+ ‘For the message of the cross is foolishness to those who are perishing, but to us who are being saved it is the power of God’
When a Church is consecrated it is given a title and a patron, usually a saint, and that is a special gift to those of us who worship there. Ours is the Church of the Holy Cross. The Cross is a special gift to us. You can’t get much better than that, it takes us to the heart of our faith. But why was it chosen?

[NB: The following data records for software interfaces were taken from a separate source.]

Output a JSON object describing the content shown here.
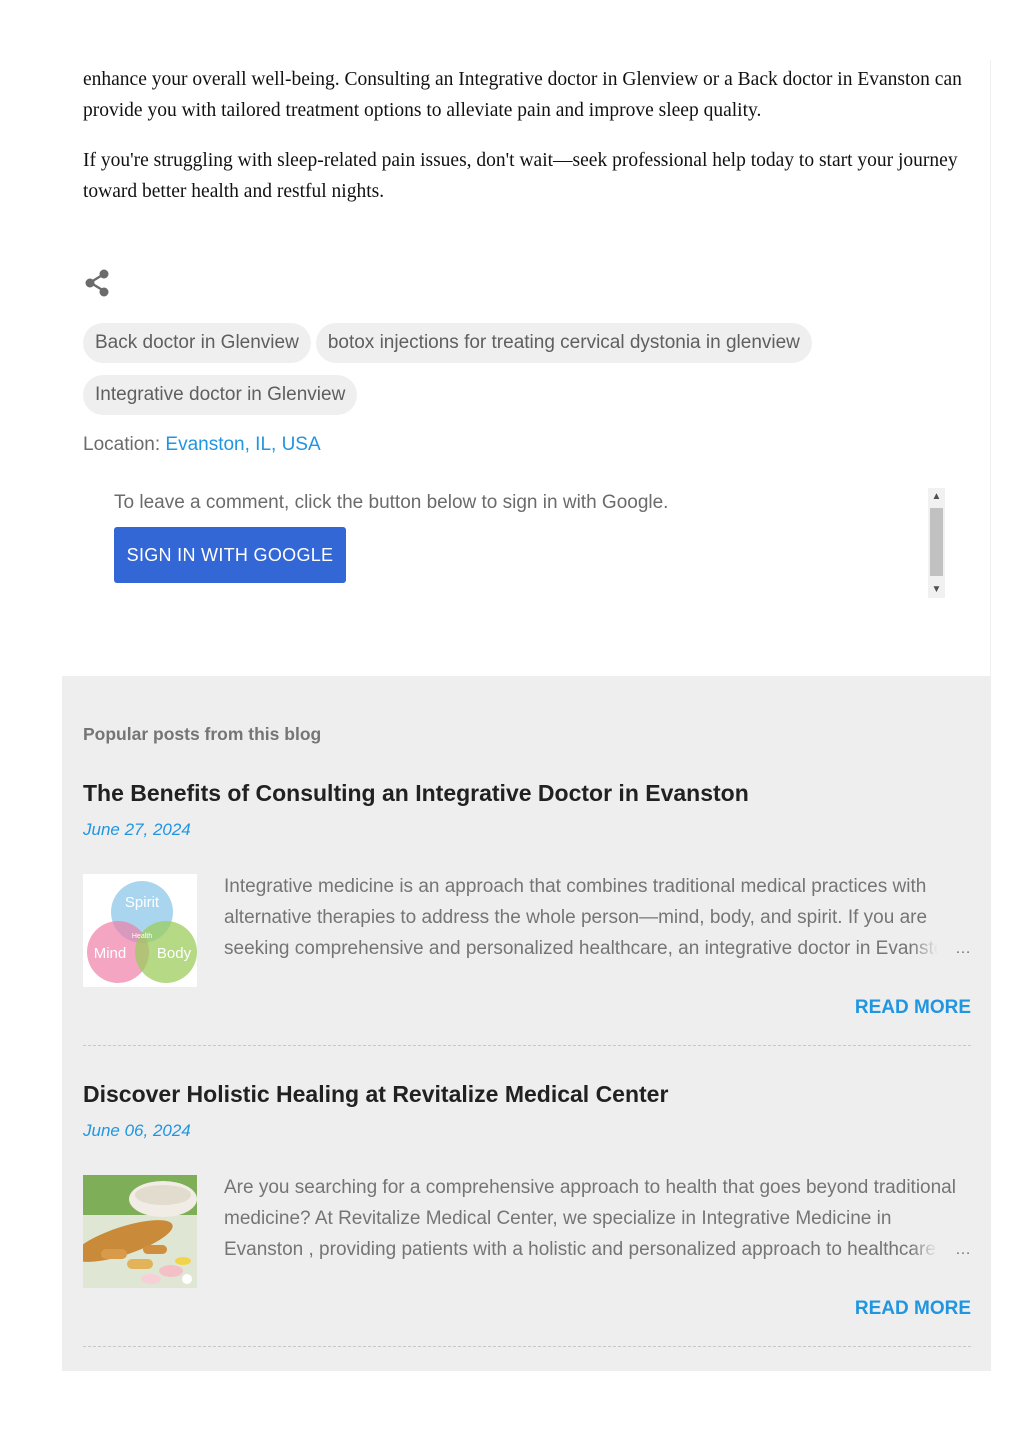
{
  "post": {
    "paragraphs": [
      "enhance your overall well-being. Consulting an Integrative doctor in Glenview or a Back doctor in Evanston can provide you with tailored treatment options to alleviate pain and improve sleep quality.",
      "If you're struggling with sleep-related pain issues, don't wait—seek professional help today to start your journey toward better health and restful nights."
    ],
    "share_icon": "share-icon"
  },
  "labels": [
    "Back doctor in Glenview",
    "botox injections for treating cervical dystonia in glenview",
    "Integrative doctor in Glenview"
  ],
  "location": {
    "label": "Location:",
    "value": "Evanston, IL, USA"
  },
  "comments": {
    "prompt": "To leave a comment, click the button below to sign in with Google.",
    "button_label": "Sign in with Google"
  },
  "popular": {
    "heading": "Popular posts from this blog",
    "posts": [
      {
        "title": "The Benefits of Consulting an Integrative Doctor in Evanston",
        "date": "June 27, 2024",
        "snippet": "Integrative medicine is an approach that combines traditional medical practices with alternative therapies to address the whole person—mind, body, and spirit. If you are seeking comprehensive and personalized healthcare, an integrative doctor in Evanston",
        "ellipsis": "…",
        "read_more": "READ MORE",
        "thumb": {
          "spirit": "Spirit",
          "health": "Health",
          "mind": "Mind",
          "body": "Body"
        }
      },
      {
        "title": "Discover Holistic Healing at Revitalize Medical Center",
        "date": "June 06, 2024",
        "snippet": "Are you searching for a comprehensive approach to health that goes beyond traditional medicine? At Revitalize Medical Center, we specialize in Integrative Medicine in Evanston , providing patients with a holistic and personalized approach to healthcare",
        "ellipsis": "…",
        "read_more": "READ MORE"
      }
    ]
  },
  "colors": {
    "link": "#2196e0",
    "button": "#3367d6",
    "panel_bg": "#eeeeee",
    "chip_bg": "#efefef"
  }
}
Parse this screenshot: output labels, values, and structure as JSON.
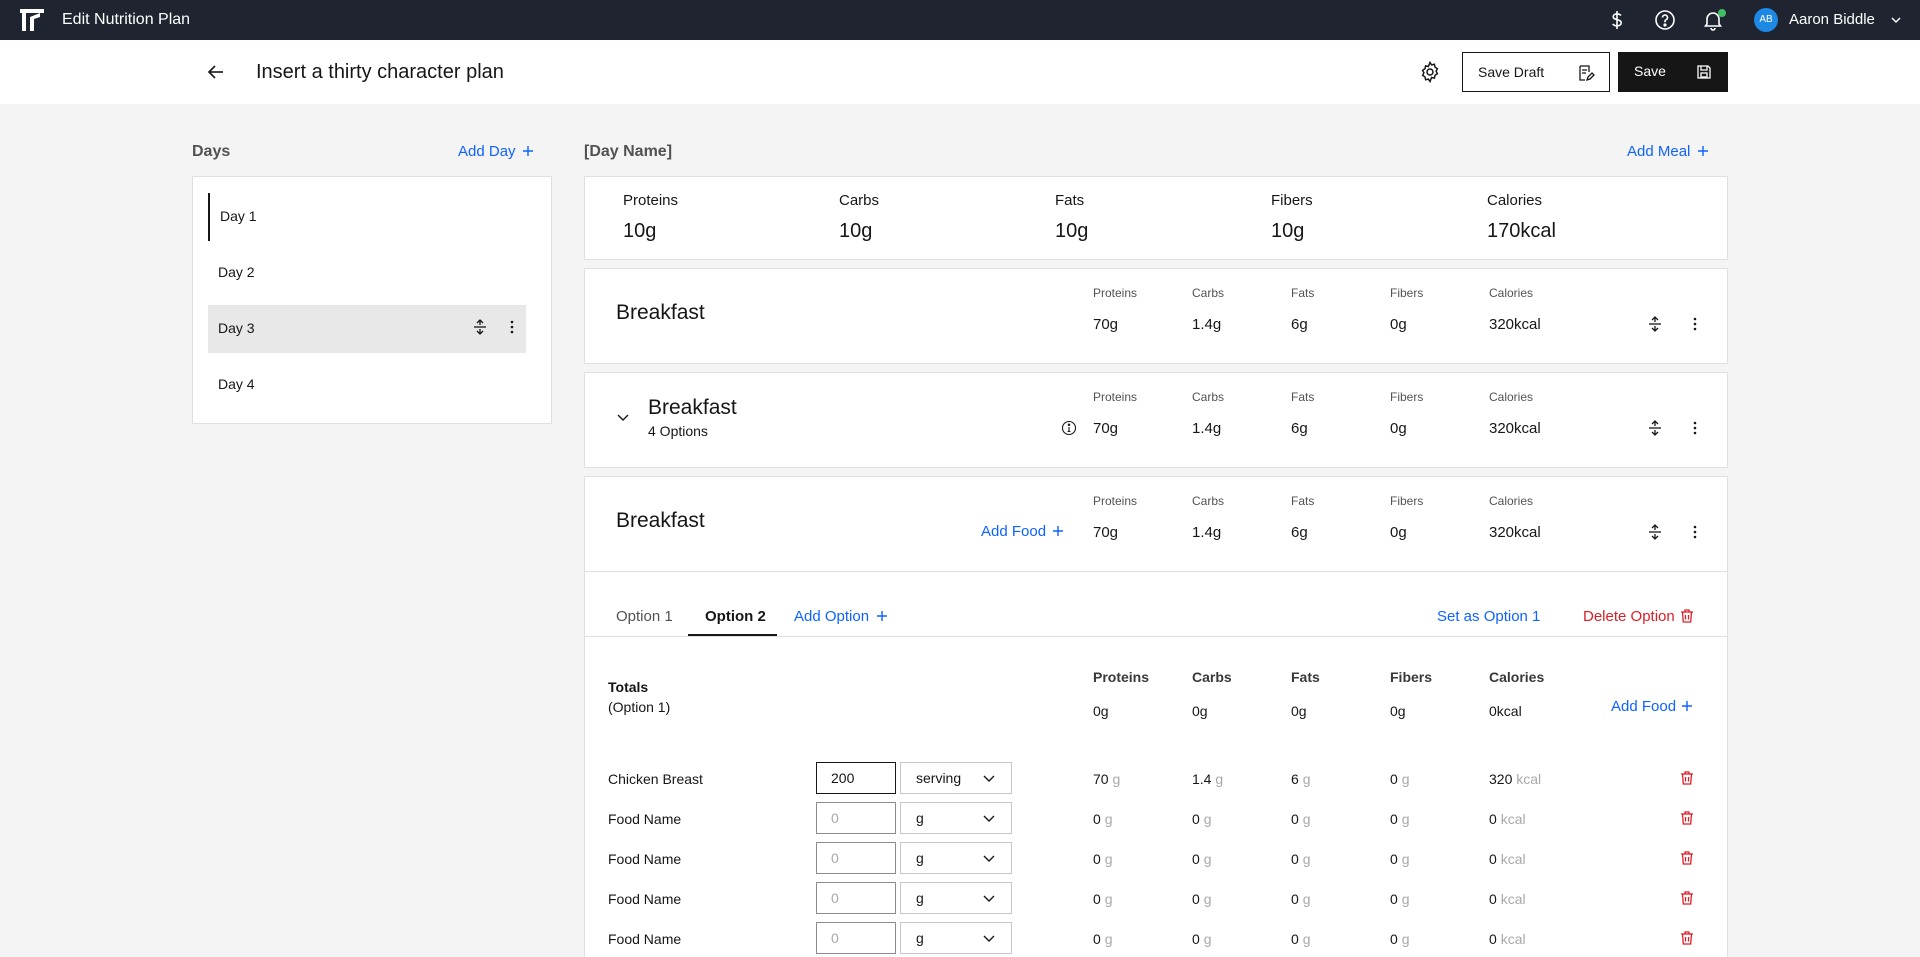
{
  "topbar": {
    "title": "Edit Nutrition Plan",
    "user_initials": "AB",
    "user_name": "Aaron Biddle"
  },
  "header": {
    "plan_title": "Insert a thirty character plan",
    "save_draft": "Save Draft",
    "save": "Save"
  },
  "days": {
    "heading": "Days",
    "add_day": "Add Day",
    "items": [
      {
        "label": "Day 1"
      },
      {
        "label": "Day 2"
      },
      {
        "label": "Day 3"
      },
      {
        "label": "Day 4"
      }
    ]
  },
  "day_panel": {
    "heading": "[Day Name]",
    "add_meal": "Add Meal",
    "summary": [
      {
        "label": "Proteins",
        "value": "10g"
      },
      {
        "label": "Carbs",
        "value": "10g"
      },
      {
        "label": "Fats",
        "value": "10g"
      },
      {
        "label": "Fibers",
        "value": "10g"
      },
      {
        "label": "Calories",
        "value": "170kcal"
      }
    ]
  },
  "macro_labels": [
    "Proteins",
    "Carbs",
    "Fats",
    "Fibers",
    "Calories"
  ],
  "meals": [
    {
      "name": "Breakfast",
      "values": [
        "70g",
        "1.4g",
        "6g",
        "0g",
        "320kcal"
      ]
    },
    {
      "name": "Breakfast",
      "subtitle": "4 Options",
      "values": [
        "70g",
        "1.4g",
        "6g",
        "0g",
        "320kcal"
      ]
    },
    {
      "name": "Breakfast",
      "add_food": "Add Food",
      "values": [
        "70g",
        "1.4g",
        "6g",
        "0g",
        "320kcal"
      ]
    }
  ],
  "option_tabs": {
    "tabs": [
      "Option 1",
      "Option 2"
    ],
    "active": "Option 2",
    "add_option": "Add Option",
    "set_as": "Set as Option 1",
    "delete": "Delete Option"
  },
  "totals": {
    "title": "Totals",
    "subtitle": "(Option 1)",
    "headers": [
      "Proteins",
      "Carbs",
      "Fats",
      "Fibers",
      "Calories"
    ],
    "values": [
      "0g",
      "0g",
      "0g",
      "0g",
      "0kcal"
    ],
    "add_food": "Add Food"
  },
  "foods": [
    {
      "name": "Chicken Breast",
      "qty": "200",
      "unit": "serving",
      "vals": [
        "70",
        "1.4",
        "6",
        "0",
        "320"
      ],
      "units": [
        "g",
        "g",
        "g",
        "g",
        "kcal"
      ]
    },
    {
      "name": "Food Name",
      "qty_placeholder": "0",
      "unit": "g",
      "vals": [
        "0",
        "0",
        "0",
        "0",
        "0"
      ],
      "units": [
        "g",
        "g",
        "g",
        "g",
        "kcal"
      ]
    },
    {
      "name": "Food Name",
      "qty_placeholder": "0",
      "unit": "g",
      "vals": [
        "0",
        "0",
        "0",
        "0",
        "0"
      ],
      "units": [
        "g",
        "g",
        "g",
        "g",
        "kcal"
      ]
    },
    {
      "name": "Food Name",
      "qty_placeholder": "0",
      "unit": "g",
      "vals": [
        "0",
        "0",
        "0",
        "0",
        "0"
      ],
      "units": [
        "g",
        "g",
        "g",
        "g",
        "kcal"
      ]
    },
    {
      "name": "Food Name",
      "qty_placeholder": "0",
      "unit": "g",
      "vals": [
        "0",
        "0",
        "0",
        "0",
        "0"
      ],
      "units": [
        "g",
        "g",
        "g",
        "g",
        "kcal"
      ]
    }
  ]
}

As far as I can see, it is not clear why. Douglas suggested it was an Edinburgh dedication, from Holyrood Abbey, one not already taken by any church in the diocese. This seems to be confirmed by our east window. In between St Columba on Iona and St Cuthbert in front of our cathedral, we have a roundel showing our Church with an angel in front holding a big black cross. This is presumably the famous relic of the true cross, the Black Rood of Scotland (rood is the Anglo-Saxon word for cross); brought here by St Margaret and kept at Holyrood Abbey, to which it gave its name. It was stolen by the English and presumably destroyed in Durham at the Protestant Reformation. So, the name Holy Cross, together with the images of Columba and Cuthbert ties us into the Christian history of Scotland. In our secularised country, where knowledge of Christ is being swept away, it is a nice example of God’s sense of humour that the Scottish Parliament is popularly known as Holyrood, Christ’s Holy Cross.
110 years ago this beautiful building was dedicated to the Holy Cross, and given this day as its patronal feast. It is even built in the shape of a cross. If the title was chosen for historical reasons, what does it mean and what does it teach our community here today? There is a problem, the cross is an instrument of torture and death. In Jesus God became man. Instead of welcoming him we, because the human race is infested with sin, killed him in the most horrible way. Surely not a thing to celebrate. We killed God in the flesh. But you can’t kill God, Jesus is Life itself, and so he rose from the dead. But not only that, he came back in the flesh. And even that’s not the end as he call us, every one of us, to share in his victory through dying and rising with him in baptism and by eating and drinking his life-giving flesh and blood which we will do shortly. So todays feast takes us to the heart of our faith, which is that the cross is a sign of hope that death, sin and evil don’t have the last word.
This is good news in a society where we tend to ignore death until it grabs us by the throat. As we heard in the reading, ‘the message of the cross is foolishness to those who are perishing’, they push it aside, don’t mention it in polite society, only look backwards at funerals. But for those who are being saved, and we pray that we are among that number, ‘the message of the cross is the power of God’ over death. And how selfish we would be if we didn’t share this good news with those around us.
That’s our task here at Holy Cross, as it was in Douglas’s day, and in Bob’s day and in every day since the church was first founded in 1896 with services in a hall over the road. There is a huge amount that has happened here in the last few years, despite covid, and it has built on all the good work that has been done here before, so let’s give thanks for that and pray that we may hold fast to the message of the cross.
Today’s feast is called the Exaltation or ‘lifting up’ of the cross. It is a Jerusalem feast, commemorating the finding of the cross by the Empress Helena, the dedication of the Church on Golgotha, and the return of the cross in 629 after it was stolen by the Persians. Today’s gospel and first reading, with its weird snake on a pole, can help us understand this ‘lifting up’. Israel sinned in the desert and God sent snakes to punish them. Moses prayed for them and God didn’t tell him to put a snake-killing mongoose on a pole but an image of the snake itself which was killing them. Jesus in the gospel compares himself lifted up on the cross to the snake on the pole – why? For the Israelites snakebite was cured by a poisonous snake and for us death is cured by the death of God on the cross.
Today in music, through prayer and with a meal we celebrate our church of the Holy Cross and give thanks for our life together. We look forward to new things in the next few days, the ordination of our curate, Ross, and the new Franciscan Friary next door in Pilton established by our assistant priest, Br Joe. But at the heart of all our celebrations must be the good news of the Cross, shared with our God-forgetting world. Life and love win over sin and death, or in the famous song of the Eastern Churches: ‘Christ is risen from the dead, trampling down death by death, and upon those in the tombs bestowing life’.